What a screener is — and is not
A screener is a short set of tasks that samples key literacy skills: letter sounds, blending, sometimes phonemic awareness, oral reading, or listening comprehension. It helps place a child in the right starting point for practice.
It is not a diagnosis, an IQ test, or a verdict on your parenting. One session is a snapshot, not a lifetime label.
Skills a useful K–2 screener often checks
- Letter-sound knowledge — connecting graphemes to sounds.
- Phonemic awareness — hearing and manipulating sounds in words.
- Decoding — reading real and nonsense words to show phonics skill, not memorization alone.
- Oral reading — fluency on a short passage appropriate to grade.
- Listening comprehension — understanding when read aloud (separate from decoding strength).
Banana Flip’s guided checkup covers these areas in about six minutes of child tasks (plus parent setup and consent in the app).
Why one score never tells the whole story
Children have good days and hard days. A screener plus your observations — and later weekly check-ins — gives a clearer picture than any single number.

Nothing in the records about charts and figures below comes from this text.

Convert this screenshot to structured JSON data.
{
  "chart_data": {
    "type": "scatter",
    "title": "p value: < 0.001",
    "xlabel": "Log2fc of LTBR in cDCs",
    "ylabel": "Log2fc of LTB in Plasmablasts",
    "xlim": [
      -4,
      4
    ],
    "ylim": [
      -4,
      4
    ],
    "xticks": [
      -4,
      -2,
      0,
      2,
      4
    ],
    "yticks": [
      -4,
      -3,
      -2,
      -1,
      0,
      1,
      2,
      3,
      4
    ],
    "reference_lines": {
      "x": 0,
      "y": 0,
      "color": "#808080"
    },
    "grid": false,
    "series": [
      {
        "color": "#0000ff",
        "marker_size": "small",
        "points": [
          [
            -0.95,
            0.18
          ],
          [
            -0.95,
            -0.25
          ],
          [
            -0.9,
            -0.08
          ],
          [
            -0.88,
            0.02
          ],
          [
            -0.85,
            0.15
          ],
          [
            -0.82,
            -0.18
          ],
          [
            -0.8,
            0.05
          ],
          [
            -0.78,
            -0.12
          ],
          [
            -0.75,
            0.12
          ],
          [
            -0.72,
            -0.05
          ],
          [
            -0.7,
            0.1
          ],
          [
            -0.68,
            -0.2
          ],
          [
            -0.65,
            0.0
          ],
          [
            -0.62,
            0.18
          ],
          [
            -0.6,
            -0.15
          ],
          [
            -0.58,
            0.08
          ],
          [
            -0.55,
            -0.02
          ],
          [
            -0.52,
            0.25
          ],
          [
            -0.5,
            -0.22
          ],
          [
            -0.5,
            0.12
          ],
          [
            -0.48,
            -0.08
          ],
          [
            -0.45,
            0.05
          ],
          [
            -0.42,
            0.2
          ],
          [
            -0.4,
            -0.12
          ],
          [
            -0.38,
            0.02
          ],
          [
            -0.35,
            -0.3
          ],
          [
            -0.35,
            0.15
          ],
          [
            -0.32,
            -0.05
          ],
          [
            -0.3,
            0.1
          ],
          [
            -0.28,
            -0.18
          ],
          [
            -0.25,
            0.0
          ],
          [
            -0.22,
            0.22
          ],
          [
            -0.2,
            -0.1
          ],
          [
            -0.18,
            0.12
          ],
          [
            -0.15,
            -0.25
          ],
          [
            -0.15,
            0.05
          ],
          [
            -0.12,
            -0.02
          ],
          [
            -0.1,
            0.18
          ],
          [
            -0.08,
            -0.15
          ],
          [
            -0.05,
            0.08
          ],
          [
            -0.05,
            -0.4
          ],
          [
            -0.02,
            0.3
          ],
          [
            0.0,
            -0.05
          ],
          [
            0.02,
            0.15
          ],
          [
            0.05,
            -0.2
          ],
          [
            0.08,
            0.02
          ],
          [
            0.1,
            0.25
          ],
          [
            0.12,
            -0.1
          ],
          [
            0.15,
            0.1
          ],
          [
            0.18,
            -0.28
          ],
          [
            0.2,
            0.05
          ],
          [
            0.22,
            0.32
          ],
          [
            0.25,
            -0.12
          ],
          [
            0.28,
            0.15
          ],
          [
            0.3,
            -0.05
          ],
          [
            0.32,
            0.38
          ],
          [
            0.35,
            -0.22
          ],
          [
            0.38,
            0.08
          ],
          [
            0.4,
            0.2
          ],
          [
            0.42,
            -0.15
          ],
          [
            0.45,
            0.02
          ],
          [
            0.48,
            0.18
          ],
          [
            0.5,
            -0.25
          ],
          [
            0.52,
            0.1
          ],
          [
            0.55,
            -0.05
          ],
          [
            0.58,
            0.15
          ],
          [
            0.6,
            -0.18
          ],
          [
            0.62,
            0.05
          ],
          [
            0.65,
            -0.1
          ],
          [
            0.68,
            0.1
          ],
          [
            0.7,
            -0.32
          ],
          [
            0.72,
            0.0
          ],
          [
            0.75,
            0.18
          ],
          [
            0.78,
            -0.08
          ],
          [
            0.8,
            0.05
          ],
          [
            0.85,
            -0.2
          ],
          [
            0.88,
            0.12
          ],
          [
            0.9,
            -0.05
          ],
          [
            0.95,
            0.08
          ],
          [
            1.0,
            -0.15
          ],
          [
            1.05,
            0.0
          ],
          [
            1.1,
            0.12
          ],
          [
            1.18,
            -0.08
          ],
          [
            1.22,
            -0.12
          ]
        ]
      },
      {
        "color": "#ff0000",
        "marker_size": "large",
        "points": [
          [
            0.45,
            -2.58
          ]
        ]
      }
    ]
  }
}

What “placement” should mean in plain language
After a screener, you should hear something like: “Your child is strong in X but needs more practice with Y. We recommend starting here, for about this long, with sessions about this many minutes.” No tier labels. No jargon.
What good progress follow-up looks like
- Short daily practice aligned to the skills that showed gaps.
- Periodic probes (roughly weekly) to track trajectory.
- Plain-language updates when practice changes — what changed and why.
Key takeaway
Use a screener to start in the right place, then judge the program by whether practice stays manageable and progress becomes visible over weeks — not by a single score on day one.